The Rayleigh resolution criterium states, that two incoherent light sources can still be resolved as two independent sources, if their distance \(\Delta d\) is larger or equal to the wavelength divided by the numerical aperature of the lens used for imaging.

\[\Delta d\ge 0.61\frac{\lambda}{NA}\]

The numerical aperture is given by \(NA=n\sin(\alpha)\) by the refractive index of the medium surrounding the lens times the sine of the opening angle under which the lens collects light. The numerical aperature of a lens in air is consequently smaller than 1. Lenses in other media than air like in water or oil are called immersion lenses and have a refractive index being at maximum the refractive index of the medium.

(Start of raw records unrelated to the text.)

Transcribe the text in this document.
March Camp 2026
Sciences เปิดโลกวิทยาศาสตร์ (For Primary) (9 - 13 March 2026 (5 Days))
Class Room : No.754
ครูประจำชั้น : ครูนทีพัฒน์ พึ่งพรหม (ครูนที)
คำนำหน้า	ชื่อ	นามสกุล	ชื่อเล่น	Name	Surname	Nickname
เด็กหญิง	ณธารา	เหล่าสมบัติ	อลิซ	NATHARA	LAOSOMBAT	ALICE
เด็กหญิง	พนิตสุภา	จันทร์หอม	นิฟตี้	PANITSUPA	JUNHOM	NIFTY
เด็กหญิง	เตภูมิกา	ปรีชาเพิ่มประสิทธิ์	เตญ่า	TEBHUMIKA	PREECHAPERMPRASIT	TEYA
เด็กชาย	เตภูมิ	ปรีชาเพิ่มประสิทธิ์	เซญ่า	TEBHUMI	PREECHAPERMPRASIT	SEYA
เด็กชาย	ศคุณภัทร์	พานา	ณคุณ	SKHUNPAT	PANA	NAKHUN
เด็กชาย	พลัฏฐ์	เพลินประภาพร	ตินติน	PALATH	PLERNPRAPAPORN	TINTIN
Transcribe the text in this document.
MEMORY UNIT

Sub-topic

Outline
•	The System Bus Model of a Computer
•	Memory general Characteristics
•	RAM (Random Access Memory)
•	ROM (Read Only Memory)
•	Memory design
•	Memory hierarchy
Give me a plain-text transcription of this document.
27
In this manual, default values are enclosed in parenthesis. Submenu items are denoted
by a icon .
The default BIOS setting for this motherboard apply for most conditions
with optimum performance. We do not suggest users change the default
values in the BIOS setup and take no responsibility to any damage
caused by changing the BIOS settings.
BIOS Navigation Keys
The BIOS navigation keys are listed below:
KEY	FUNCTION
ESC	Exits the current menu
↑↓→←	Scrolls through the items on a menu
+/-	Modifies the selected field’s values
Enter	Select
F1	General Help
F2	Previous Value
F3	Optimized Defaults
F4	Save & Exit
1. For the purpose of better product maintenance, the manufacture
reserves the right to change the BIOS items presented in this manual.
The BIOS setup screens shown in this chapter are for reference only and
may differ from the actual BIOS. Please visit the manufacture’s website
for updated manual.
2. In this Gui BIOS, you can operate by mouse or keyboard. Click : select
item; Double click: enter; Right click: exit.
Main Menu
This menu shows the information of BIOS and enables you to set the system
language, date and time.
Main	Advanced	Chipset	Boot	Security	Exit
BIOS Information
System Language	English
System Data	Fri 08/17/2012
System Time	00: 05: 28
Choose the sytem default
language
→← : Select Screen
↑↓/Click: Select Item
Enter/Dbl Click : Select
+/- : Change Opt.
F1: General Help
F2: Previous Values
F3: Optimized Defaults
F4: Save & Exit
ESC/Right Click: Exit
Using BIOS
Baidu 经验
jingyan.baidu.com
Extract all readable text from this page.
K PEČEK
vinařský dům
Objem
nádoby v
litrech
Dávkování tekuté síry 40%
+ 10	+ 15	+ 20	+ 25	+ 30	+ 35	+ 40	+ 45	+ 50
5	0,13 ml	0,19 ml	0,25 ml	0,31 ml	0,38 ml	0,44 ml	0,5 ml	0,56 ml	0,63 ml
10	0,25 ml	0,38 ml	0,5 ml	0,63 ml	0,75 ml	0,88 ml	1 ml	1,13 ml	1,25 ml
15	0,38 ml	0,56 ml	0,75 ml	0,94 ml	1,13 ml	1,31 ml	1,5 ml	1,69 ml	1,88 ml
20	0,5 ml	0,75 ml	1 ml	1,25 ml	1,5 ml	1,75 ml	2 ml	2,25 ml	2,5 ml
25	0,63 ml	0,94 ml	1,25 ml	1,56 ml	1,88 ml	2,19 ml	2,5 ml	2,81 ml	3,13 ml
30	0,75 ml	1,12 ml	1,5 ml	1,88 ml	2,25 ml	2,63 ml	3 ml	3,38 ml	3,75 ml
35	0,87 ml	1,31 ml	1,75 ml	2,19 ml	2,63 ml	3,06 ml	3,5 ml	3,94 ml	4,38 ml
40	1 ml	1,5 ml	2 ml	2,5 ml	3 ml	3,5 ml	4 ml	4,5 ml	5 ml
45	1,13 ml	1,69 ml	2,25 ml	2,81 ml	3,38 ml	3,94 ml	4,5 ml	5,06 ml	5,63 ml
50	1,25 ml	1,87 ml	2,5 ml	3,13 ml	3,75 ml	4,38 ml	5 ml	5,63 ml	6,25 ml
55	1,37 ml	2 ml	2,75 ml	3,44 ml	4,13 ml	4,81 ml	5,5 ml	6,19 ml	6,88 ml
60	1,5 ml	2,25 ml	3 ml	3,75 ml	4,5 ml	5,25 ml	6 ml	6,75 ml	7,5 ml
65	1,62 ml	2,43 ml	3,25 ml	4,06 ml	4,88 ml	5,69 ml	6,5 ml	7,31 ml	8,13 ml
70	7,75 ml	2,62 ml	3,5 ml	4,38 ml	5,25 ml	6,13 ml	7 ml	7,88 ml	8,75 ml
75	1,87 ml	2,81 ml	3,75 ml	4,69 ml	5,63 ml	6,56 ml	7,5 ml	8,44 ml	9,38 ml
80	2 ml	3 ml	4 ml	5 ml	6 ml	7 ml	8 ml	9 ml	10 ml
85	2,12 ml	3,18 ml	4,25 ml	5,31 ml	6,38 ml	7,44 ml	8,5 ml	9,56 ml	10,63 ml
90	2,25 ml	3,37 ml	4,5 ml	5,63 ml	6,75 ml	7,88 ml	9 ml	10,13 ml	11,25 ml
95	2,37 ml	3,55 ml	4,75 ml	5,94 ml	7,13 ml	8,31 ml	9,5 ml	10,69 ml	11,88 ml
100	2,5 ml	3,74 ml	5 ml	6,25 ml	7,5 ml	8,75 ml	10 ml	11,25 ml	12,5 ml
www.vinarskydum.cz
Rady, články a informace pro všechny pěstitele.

Loosly speaking you may see this formula as the following. If light emerges from point \(P_1\) in form of a spherical wave of wavelength \(\lambda\), then a larger collection angle \(\alpha\) means better information about where the light actually originated from. You collect more of the spherical wavefront for a larger angle.

Resolution Definition by Abbe

While we considered before the spacing between two diffraction patterns resulting from wo incoherent point-like light sources. The definition of the resolution by Abbe refers to two coherent light sources. If we have two coherent light sources, we cannot just sum up both intensity distributions, but we have to calculate the total amplitude first before we may determine the total intensity.